The International Monetary Fund has said Nigeria’s revenue to GDP is low and poses a threat to the nation’s economic productivity, especially with the rising national debt.

Mr Amine Mati, a Senior Resident Representative and Mission Chief for Nigeria, IMF, disclosed this at the public presentation of the ‘Fall 2019 issue of the regional economic outlook for sub-Saharan Africa,’ in Lagos on Wednesday.

He said Nigeria’s debt to GDP ratio has increased in recent time from about 20 percent to 28 percent but still remain low when compared with other African nations.

He, however, said the nation’s weak revenue generation remains an issue and urged the government to up revenue generation by creating more jobs and revamping fiscal consolidation.

Mati said, “Nigeria’s debt has increased but the level is way below the average for the region. Even if we include the CBN overdraft and others, we are talking about debt to GDP ratio that does not go beyond 27 to 28 per cent to GDP and that is including AMCON overdrafts and others.”

Speaking on fiscal consolidation, he said, “For resource intensive countries and the non-resource intensive countries, one thing that is common is that when there is trade shock, they have to react. So, you lose revenues, debt goes up.

“In most countries, you would see debt is about 50 per cent to GDP and has increased since 2016 in all cases. But what is new is that most of the countries are back on a sustainable path and have plans to reduce debt through fiscal consolidation and they seem to have stabilised.”

“The growth in per capita to the GDP since 2016 has been sustained for the 12 group of countries and has stayed sluggish for the group of countries because they have to be dealing with trade shock and how they respond to the shock has also affected what is their path.”

Mr Bismarck Rewane, the Managing Director, Financial Derivatives Company and a member of the President’s Economic Advisory Council, explained that “We don’t have a debt crisis; we have a revenue problem but there are also other problems such as poverty, productivity.
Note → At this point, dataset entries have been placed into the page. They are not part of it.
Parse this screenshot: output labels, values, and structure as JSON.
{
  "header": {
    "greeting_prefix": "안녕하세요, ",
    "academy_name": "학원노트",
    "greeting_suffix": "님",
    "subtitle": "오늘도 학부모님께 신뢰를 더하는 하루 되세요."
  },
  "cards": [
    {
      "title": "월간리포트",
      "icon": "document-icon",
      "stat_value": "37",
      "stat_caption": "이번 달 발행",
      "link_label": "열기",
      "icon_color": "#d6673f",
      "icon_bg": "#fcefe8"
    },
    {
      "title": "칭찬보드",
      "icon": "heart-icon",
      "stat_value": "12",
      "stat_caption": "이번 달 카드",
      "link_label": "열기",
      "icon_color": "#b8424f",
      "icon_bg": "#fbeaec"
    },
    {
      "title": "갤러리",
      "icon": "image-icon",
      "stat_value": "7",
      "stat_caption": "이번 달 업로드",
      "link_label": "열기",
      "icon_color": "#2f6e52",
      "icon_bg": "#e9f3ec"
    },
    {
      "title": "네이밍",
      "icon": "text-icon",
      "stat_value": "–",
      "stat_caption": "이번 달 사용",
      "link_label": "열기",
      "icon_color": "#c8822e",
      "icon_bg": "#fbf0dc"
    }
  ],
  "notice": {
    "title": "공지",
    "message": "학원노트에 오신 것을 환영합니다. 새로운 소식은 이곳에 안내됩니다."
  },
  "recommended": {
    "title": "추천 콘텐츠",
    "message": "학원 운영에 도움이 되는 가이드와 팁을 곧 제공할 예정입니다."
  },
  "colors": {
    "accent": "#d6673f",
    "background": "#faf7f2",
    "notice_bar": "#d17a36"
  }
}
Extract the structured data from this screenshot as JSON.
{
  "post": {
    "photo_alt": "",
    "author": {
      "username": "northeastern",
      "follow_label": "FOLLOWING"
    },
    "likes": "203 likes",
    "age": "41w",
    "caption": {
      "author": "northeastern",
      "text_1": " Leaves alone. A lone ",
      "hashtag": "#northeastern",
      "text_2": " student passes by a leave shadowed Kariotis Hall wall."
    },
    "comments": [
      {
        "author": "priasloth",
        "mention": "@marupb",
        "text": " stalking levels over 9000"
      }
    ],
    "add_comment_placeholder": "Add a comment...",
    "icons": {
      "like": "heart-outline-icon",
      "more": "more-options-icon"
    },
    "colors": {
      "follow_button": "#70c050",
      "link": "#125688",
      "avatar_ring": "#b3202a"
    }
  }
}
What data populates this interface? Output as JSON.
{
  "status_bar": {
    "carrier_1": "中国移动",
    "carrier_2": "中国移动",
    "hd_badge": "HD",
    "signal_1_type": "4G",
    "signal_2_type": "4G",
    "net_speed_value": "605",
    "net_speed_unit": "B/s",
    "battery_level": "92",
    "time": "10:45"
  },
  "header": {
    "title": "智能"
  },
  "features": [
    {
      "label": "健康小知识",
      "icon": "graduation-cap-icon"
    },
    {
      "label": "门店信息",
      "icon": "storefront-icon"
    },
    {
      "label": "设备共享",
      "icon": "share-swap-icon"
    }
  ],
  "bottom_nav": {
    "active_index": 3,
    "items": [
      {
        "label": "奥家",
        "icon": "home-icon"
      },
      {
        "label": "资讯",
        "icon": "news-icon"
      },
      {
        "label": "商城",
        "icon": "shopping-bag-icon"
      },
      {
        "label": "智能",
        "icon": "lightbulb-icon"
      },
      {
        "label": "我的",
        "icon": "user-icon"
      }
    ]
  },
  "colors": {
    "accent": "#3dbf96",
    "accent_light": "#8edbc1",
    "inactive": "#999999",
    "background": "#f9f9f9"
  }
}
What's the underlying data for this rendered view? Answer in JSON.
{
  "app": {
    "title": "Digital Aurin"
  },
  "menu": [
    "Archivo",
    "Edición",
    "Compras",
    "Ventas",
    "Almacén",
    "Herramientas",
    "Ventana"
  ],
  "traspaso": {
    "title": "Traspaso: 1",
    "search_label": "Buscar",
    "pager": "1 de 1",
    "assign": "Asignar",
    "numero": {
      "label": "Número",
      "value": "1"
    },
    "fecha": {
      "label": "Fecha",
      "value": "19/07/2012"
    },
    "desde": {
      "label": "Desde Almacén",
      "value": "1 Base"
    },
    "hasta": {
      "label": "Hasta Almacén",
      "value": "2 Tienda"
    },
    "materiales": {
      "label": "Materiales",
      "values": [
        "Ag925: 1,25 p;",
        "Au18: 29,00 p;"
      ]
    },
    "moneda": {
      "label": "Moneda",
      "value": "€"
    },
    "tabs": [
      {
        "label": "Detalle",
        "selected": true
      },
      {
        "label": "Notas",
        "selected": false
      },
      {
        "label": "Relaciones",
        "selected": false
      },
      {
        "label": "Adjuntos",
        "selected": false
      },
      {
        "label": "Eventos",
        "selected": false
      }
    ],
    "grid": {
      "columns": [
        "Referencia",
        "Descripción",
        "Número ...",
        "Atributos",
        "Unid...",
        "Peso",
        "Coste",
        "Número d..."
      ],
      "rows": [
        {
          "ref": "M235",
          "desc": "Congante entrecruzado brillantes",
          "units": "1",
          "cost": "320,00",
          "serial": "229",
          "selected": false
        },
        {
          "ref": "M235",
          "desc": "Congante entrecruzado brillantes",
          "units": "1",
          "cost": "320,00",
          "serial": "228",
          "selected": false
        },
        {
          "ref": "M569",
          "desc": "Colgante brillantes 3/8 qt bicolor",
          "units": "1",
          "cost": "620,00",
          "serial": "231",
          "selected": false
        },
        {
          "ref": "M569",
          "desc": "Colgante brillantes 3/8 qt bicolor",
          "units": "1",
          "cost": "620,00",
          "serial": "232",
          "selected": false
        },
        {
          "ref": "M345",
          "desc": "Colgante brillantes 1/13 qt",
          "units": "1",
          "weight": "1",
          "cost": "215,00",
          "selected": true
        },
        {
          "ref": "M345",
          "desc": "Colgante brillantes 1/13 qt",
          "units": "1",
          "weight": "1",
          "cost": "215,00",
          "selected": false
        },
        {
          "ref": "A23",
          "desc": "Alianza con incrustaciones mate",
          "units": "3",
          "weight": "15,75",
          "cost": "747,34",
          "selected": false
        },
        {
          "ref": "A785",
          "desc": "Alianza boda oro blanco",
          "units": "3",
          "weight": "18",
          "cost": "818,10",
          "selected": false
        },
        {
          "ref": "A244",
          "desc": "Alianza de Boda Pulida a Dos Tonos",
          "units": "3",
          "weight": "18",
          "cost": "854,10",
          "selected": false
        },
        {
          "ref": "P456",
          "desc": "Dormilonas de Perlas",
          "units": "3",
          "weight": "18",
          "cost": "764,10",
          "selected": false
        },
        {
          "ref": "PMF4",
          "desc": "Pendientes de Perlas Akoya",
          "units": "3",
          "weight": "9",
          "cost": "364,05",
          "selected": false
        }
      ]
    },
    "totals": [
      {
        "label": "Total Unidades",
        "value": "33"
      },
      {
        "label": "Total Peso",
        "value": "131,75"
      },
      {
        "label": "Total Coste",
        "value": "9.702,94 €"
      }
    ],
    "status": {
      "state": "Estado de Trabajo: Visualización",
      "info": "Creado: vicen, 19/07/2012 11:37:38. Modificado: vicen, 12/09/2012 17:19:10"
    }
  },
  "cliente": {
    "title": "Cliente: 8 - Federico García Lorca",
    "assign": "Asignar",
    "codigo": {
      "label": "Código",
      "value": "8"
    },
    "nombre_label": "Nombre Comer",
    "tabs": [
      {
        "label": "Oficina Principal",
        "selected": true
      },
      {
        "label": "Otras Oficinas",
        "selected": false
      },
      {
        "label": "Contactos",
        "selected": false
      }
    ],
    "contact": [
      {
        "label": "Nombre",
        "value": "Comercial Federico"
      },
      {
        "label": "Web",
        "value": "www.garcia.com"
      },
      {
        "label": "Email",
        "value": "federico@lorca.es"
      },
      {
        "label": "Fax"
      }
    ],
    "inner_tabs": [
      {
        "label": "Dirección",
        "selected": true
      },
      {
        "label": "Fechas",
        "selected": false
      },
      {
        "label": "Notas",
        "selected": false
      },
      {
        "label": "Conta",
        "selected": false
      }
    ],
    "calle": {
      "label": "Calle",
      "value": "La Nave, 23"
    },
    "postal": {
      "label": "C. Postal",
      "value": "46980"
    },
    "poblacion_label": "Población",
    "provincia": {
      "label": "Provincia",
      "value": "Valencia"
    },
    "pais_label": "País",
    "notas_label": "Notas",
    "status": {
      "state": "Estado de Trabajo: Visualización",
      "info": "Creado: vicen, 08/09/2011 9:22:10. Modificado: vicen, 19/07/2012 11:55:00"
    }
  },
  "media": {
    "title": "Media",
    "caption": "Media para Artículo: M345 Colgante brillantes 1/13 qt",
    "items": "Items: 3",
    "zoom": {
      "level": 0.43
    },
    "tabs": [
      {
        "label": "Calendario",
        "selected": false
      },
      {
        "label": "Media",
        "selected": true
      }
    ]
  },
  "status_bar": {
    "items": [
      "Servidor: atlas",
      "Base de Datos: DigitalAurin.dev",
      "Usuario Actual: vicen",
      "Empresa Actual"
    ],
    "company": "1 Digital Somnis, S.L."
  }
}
So, it is not as if we have a debt or revenue problem. Also, what we use our revenue for is also important.

“The government expenditure and the government investment multiplier is much lower than the private sector multiplier and the difference between the flow of wealth and the stock of wealth is a different story.”

About the Author

Samed Olukoya
CEO/Founder Investors King Ltd, a foreign exchange research analyst, contributing author on New York-based Talk Markets and Investing.com, with over a decade long experience in the global financial market. Contact Samed on Twitter: @sameolukoya; Email: [email protected]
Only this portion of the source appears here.